Why is 128-bit AES Insecure for a Quantum Computer, But 256-bit Is Not?

Why is 128-bit AES Insecure for a Quantum Computer, But 256-bit Is Not?

If I have an unsorted database with 10 billion words, and I want to search for one of the words. With a normal search, it would take an average of 5,000,000,000 tries to find (half the space). But with a quantum computer using Grover’s algorithm [1, 2], we will only need 100,000 searches on average — and which is the square root of the number of search terms:

This is a core reason that search engine companies, such as Google, would love to build a quantum computer. The other reason is to crack cryptography. While you should know that all of our public key encryption methods will be cracked using Shor’s method [3], what about symmetric key encryption?

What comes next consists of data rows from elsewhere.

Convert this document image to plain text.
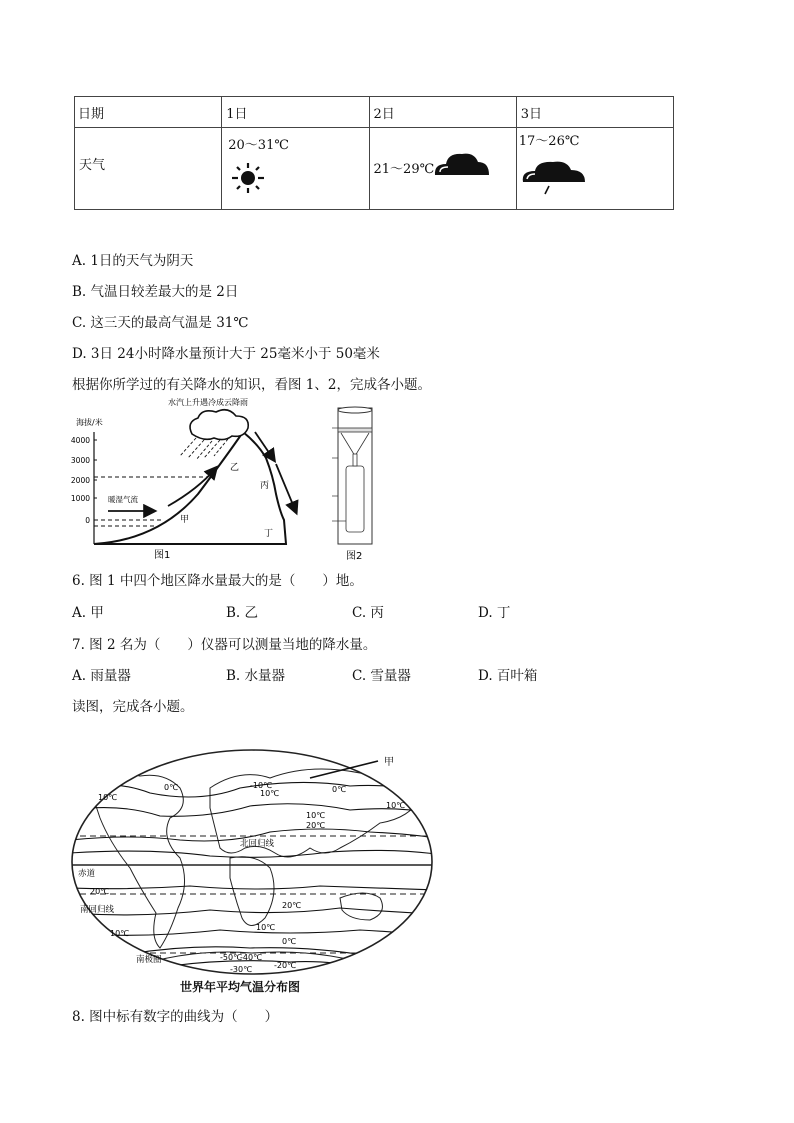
日期	1日	2日	3日

天气	20～31℃	21～29℃	17～26℃
A. 1日的天气为阴天
B. 气温日较差最大的是 2日
C. 这三天的最高气温是 31℃
D. 3日 24小时降水量预计大于 25毫米小于 50毫米
根据你所学过的有关降水的知识，看图 1、2，完成各小题。
水汽上升遇冷成云降雨
海拔/米
4000
3000
2000
1000
0
暖湿气流
甲
乙
丙
丁
图1	图2
6. 图 1 中四个地区降水量最大的是（　　）地。
A. 甲	B. 乙	C. 丙	D. 丁
7. 图 2 名为（　　）仪器可以测量当地的降水量。
A. 雨量器	B. 水量器	C. 雪量器	D. 百叶箱
读图，完成各小题。
甲
北回归线
赤道
南回归线
南极圈
10℃
0℃	-10℃
10℃	0℃
10℃
10℃
20℃
20℃
20℃
10℃
10℃
0℃
-50℃
-40℃
-20℃
-30℃
世界年平均气温分布图
8. 图中标有数字的曲线为（　　）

Cracking 128-bit keys with brute force

Now, let’s apply to symmetric key encryption. If we have a 128-bit key, we have 2¹²⁸ encryption different keys. If we test for the key strength (entropy), we will get:

>>> math.log10(2**128/2)/math.log10(2)
127.0

In this way, we have a 127-bit strength. At the current time, all of the Bitcoin miners in World would be able to crack around 70 bits, so we have a large leeway in brute forcing 128-bit AES.

But what effect will a quantum computer have on cracking 128-bit symmetric encryption?? Well, if we have a 128-bit key, the number of possible keys are:

115792089237316195423570985008687907853269984665640564039457584007913129639936

and which is 2¹²⁸. If we now have to search for 2¹²⁸ with Grover’s method, the number of searches for the key will be:

>>> math.sqrt(2**128)
9.223372036854776e+18

So, what is the equivalent key size? For this, we can compute from the square root of 2¹²⁸ to find:

>>> math.log10(math.sqrt(2**128))/math.log10(2)
64.0

This means that the equivalent key size for a 128-bit key is only 64 bits, and which is well below a 72-bit limit that is at the limits of cracking.

Cracking 256-bit keys with brute force

If we now try a 256-bit key we get:

>>> math.log10(math.sqrt(2**256))/math.log10(2)
128.0

And, so, 128-bit AES and ChaCha20 is at risk, and where we must upgrade our encryption to 256 bits.

Conclusions

And, so, 128-bit AES and ChaCha20 encryption are both at risk, so now is the time to migrate your encryption to 256-bit.

References

[1] Grover, L. K. (1996, July). A fast quantum mechanical algorithm for database search. In Proceedings of the twenty-eighth annual ACM symposium on Theory of computing (pp. 212–219).

[2] Grover, L. K. (1997). Quantum mechanics helps in searching for a needle in a haystack. Physical review letters, 79(2), 325.

[3] Shor, P. W. (1994, November). Algorithms for quantum computation: discrete logarithms and factoring. In Proceedings 35th annual symposium on foundations of computer science (pp. 124–134). Ieee.